Oui, je parlais comme ça dans les soirées, avec un masque d’experte qui ne recouvrait comme expertise qu’une série d’anecdotes comme la fuite au Brésil de João VI, roi du Portugal et des Algarves. En 1808, il avait emmené avec lui sa cour, ses serviteurs et sa vaisselle, laissant le peuple portugais se débrouiller seul avec ses dettes envers l’Angleterre et l’occupation française du Général Junot. Je nourrissais donc des images fantasmatiques du Brésil, que je nuançais en m’appuyant sur des faits historiques qui ne faisaient pas le poids. Le Brésil, je n’y connaissais rien.

C’est l’acte manqué qui arrive tout en haut de ma liste des actes manqués. Heureusement, deux événements m’ont réveillée de ma torpeur brésilophile. D’abord, il y a eu ma rencontre avec Gabriel. Un garçon brésilien toujours mélancolique et fan de chanson brésilienne à texte. Gabriel vit en France depuis l’âge de dix, mais j’avais souvent l’impression qu’il avait laissé son cœur au Brésil. Il s’informait frénétiquement sur Instagram et Facebook à propos de l’ « Affaire Lula », de la destitution de Dilma Roussef, de la gouvernance par intérim de l’impopulaire Michel Temer …

Et puis il y a eu l’assassinat par arme à feu de Marielle Franco. Mon second réveil. Le 14 mars 2018. MARIELLE PRESENTE. Le slogan a très vite fleuri sur les réseaux sociaux. Marielle était morte, elle n’en était pas moins présente. Et puis très vite aussi, on a parlé d’attentat. D’un meurtre planifié par des hommes politiques. De balles provenant de la police fédérale de Brasilia. De la complicité de l’armée. De la violence de l’extrême droite brésilienne, apparemment ravie de l’éliminationplanifiée d’une militante antiraciste et noire et lesbienne.

Lire aussi : « Nous nous « soulèverons » les unes les autres pour faire front ». Texte hommage à Marielle Franco de Cíntia Guedes

Et puis il y a eu l’élection du despotique Jair Bolsonaro. Ça, c’est le moment où tout a basculé dans l’absurde. Comme dans les romans La vie et demie de Sony Labou Tansi, ou Les soleils des indépendances d’Ahmadou Kourouma.

***

Je suis arrivée ce matin à Rio de Janeiro. Mon hôte Airbnb, Felipe, s’est réveillé à 5h30 pour m’accueillir, alors que le check in était prévu à 15h.

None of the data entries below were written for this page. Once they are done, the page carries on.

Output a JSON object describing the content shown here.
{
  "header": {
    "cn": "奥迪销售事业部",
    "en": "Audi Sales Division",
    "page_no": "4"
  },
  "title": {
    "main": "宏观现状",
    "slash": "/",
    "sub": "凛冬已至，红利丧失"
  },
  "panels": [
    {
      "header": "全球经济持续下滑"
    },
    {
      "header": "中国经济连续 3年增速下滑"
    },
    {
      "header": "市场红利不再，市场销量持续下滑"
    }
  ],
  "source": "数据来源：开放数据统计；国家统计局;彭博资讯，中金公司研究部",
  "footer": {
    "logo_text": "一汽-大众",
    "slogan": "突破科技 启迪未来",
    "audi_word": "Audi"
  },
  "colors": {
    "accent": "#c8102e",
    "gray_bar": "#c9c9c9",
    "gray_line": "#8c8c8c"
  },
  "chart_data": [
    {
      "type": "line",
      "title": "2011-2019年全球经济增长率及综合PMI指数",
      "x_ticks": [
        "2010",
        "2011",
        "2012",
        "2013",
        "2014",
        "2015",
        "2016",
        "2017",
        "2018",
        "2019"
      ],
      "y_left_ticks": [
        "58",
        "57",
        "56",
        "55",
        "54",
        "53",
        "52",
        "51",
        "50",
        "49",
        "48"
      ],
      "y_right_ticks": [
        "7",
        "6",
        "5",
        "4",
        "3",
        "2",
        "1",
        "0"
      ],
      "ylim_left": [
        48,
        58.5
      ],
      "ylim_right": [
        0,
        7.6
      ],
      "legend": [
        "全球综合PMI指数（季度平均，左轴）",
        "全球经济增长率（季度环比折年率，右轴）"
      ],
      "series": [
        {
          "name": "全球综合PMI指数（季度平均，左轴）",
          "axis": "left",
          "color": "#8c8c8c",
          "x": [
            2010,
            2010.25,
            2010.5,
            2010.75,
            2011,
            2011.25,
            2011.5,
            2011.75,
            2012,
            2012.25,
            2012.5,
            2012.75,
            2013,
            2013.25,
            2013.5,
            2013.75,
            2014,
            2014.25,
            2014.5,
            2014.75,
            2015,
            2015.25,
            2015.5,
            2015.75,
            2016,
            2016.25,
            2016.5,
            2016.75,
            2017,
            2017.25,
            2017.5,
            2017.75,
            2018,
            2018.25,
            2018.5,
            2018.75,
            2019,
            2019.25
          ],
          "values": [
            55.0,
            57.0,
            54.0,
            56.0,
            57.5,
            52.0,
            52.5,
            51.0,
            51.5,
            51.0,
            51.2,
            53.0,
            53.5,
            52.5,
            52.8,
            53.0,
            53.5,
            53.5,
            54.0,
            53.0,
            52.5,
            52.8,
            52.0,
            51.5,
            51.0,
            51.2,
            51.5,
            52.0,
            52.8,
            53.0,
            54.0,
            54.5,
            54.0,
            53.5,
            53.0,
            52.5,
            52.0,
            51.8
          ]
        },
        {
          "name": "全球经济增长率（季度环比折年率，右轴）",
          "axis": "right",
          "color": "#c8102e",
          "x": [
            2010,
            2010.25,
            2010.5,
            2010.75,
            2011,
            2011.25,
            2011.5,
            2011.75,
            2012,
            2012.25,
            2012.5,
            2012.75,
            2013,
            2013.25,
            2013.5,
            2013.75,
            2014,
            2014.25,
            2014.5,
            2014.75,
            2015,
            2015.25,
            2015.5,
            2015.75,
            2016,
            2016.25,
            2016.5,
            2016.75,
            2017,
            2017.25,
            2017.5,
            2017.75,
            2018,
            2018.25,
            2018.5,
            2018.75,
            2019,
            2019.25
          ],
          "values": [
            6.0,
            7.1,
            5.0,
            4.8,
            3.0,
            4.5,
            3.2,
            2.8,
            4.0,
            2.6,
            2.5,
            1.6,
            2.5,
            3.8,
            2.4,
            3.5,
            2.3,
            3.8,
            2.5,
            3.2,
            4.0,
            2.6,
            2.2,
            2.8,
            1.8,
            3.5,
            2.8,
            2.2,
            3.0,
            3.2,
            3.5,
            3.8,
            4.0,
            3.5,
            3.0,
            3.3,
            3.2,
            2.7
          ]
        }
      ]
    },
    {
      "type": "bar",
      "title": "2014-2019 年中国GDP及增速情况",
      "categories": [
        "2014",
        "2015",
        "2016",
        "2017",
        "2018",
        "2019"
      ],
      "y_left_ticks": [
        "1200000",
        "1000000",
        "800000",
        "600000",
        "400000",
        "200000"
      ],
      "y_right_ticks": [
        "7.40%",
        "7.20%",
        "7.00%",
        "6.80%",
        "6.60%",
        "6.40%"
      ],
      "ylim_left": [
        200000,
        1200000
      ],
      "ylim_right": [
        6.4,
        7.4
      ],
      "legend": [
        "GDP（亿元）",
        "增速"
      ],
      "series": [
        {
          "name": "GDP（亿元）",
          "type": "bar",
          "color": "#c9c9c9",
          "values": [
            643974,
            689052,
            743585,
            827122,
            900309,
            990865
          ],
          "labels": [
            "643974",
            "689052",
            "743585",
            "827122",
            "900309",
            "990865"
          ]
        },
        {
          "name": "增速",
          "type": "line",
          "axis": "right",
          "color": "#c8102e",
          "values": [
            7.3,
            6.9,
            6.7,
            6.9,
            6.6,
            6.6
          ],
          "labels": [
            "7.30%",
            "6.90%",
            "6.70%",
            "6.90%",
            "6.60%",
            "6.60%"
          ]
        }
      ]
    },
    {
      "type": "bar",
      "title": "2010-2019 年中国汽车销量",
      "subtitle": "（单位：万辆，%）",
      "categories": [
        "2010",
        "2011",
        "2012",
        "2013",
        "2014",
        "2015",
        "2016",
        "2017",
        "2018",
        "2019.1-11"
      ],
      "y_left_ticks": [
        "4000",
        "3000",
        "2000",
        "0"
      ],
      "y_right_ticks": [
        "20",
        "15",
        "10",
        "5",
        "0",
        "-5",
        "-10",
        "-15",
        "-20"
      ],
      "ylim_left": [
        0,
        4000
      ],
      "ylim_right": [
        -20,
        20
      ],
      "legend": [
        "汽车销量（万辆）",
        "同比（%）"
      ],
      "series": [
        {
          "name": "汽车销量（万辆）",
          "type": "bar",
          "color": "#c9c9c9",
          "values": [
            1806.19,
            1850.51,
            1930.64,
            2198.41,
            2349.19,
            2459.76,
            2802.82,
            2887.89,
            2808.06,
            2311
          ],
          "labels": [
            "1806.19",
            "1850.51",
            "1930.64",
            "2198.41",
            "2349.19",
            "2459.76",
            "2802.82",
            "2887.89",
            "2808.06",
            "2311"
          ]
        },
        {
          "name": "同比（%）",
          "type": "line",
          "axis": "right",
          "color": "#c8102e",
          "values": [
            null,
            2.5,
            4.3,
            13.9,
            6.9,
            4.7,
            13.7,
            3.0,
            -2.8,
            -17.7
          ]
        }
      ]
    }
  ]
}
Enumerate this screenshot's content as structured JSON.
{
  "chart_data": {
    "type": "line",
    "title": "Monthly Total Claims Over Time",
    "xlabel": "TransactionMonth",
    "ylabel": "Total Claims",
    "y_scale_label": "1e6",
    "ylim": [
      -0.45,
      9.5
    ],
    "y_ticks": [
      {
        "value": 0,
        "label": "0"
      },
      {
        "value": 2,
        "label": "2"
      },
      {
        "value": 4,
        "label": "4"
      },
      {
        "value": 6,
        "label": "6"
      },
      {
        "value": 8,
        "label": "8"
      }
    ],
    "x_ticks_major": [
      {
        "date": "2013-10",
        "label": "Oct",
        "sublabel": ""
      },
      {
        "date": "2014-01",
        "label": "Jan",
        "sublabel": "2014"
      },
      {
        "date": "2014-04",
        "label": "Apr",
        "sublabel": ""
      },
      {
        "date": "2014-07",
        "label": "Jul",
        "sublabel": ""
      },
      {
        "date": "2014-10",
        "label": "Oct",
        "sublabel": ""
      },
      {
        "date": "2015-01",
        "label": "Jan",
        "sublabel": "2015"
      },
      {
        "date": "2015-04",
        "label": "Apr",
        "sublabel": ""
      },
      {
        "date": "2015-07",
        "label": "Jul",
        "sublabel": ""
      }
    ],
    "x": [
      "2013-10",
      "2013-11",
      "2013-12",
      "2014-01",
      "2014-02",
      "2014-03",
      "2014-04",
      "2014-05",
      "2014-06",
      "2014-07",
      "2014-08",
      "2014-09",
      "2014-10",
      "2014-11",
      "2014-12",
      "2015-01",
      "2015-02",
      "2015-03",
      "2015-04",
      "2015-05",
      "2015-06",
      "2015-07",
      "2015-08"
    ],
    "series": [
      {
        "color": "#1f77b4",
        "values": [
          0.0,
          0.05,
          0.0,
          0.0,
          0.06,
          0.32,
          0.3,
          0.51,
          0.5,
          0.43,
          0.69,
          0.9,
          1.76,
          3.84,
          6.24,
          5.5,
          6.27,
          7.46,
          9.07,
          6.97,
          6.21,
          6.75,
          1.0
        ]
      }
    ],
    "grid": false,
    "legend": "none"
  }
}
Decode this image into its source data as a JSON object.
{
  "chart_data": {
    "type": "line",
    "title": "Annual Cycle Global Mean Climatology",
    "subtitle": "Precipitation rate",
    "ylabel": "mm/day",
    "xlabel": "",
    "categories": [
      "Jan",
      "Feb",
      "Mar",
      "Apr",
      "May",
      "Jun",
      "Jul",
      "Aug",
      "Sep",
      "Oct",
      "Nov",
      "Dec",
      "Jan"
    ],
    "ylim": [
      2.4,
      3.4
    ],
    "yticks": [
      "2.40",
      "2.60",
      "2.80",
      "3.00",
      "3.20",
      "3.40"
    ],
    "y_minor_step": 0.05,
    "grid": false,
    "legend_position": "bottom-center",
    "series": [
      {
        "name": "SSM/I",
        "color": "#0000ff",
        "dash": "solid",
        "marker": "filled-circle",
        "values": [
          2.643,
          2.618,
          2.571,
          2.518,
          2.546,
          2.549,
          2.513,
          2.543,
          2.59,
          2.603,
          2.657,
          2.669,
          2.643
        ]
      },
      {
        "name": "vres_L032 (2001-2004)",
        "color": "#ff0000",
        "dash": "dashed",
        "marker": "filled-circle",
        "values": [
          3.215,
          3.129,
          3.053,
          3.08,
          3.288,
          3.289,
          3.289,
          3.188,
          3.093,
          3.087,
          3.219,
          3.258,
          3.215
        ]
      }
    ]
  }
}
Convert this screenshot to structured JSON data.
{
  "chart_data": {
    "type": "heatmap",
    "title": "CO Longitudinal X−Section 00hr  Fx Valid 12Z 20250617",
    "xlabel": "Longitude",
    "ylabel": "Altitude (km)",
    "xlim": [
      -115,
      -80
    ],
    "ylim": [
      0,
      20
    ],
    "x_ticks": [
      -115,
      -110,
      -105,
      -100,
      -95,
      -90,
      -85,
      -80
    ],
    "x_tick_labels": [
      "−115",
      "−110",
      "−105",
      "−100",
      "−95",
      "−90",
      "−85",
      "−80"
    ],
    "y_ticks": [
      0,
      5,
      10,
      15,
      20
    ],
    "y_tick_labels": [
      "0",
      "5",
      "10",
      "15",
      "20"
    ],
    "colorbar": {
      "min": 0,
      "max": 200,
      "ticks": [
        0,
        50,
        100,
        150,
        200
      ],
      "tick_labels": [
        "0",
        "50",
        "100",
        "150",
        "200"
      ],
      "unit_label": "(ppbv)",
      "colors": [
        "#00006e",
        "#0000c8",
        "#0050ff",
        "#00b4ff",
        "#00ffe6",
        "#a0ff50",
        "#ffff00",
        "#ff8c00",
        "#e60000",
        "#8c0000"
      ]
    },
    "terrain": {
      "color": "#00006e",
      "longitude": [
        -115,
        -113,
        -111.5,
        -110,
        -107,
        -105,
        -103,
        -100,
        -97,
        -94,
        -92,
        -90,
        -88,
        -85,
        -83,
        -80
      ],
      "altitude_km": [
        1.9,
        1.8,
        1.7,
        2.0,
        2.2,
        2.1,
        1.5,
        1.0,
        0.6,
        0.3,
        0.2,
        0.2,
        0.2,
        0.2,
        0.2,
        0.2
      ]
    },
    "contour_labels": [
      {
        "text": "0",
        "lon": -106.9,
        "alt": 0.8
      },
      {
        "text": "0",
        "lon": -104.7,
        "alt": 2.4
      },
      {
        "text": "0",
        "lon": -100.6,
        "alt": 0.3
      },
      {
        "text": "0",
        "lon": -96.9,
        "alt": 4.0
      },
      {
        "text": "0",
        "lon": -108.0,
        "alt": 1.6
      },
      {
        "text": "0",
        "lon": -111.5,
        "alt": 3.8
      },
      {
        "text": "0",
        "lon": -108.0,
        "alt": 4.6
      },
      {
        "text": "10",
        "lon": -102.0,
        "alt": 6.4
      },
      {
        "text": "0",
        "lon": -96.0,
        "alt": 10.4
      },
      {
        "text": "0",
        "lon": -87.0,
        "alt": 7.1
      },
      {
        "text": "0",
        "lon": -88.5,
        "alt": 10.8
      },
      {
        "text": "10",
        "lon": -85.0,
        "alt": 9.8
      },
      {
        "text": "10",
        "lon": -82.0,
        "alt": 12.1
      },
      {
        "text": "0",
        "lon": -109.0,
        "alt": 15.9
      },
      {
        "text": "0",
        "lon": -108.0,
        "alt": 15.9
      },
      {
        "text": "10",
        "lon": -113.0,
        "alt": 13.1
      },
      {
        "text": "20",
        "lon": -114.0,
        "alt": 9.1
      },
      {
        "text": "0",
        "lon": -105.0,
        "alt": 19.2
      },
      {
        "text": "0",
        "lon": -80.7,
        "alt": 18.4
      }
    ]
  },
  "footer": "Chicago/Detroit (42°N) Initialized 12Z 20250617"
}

Après m’avoir fait visiter l’immense appartement de Copacabana où je loue une chambre pour cinq semaines, Felipe a préparé du café et nous nous sommes installés dans la cuisine. Durant plusieurs heures, nous avons parlé du Brésil. Une véritable detox de l’exotisme. Felipe a effacé toute trace de fantasme qui aurait résisté à mon double réveil.

— Chaque jour, Bolsonaro nous donne une raison d’avoir honte de notre pays, me confie-t-il en me servant une cinquième tasse de café.

Il ne regrette pas pour autant Lula. Ce que j’ai du mal à comprendre, encore sous l’influence du mythe. Felipe est inquiet, il parle vite, et m’explique au fil de la conversation qu’il souhaite quitter le Brésil. Pour l’Argentine ou l’Allemagne, car il parle l’espagnol et l’allemand. Il me rappelle Isabela, cette danseuse cubaine-américaine qui squatte en ce moment chez Annie et moi, à Ivry-sur-Seine. Le jour de son arrivée, Isabela m’a raconté la peur qui habite les Américains depuis l’élection de Trump, la disparition de la joie et la mort du rêve américain, tout en fumant de la weed dans un mini bang en verre. Son seul remède contre l’angoisse de vivre, car elle n’aime pas les petites pilules bleues.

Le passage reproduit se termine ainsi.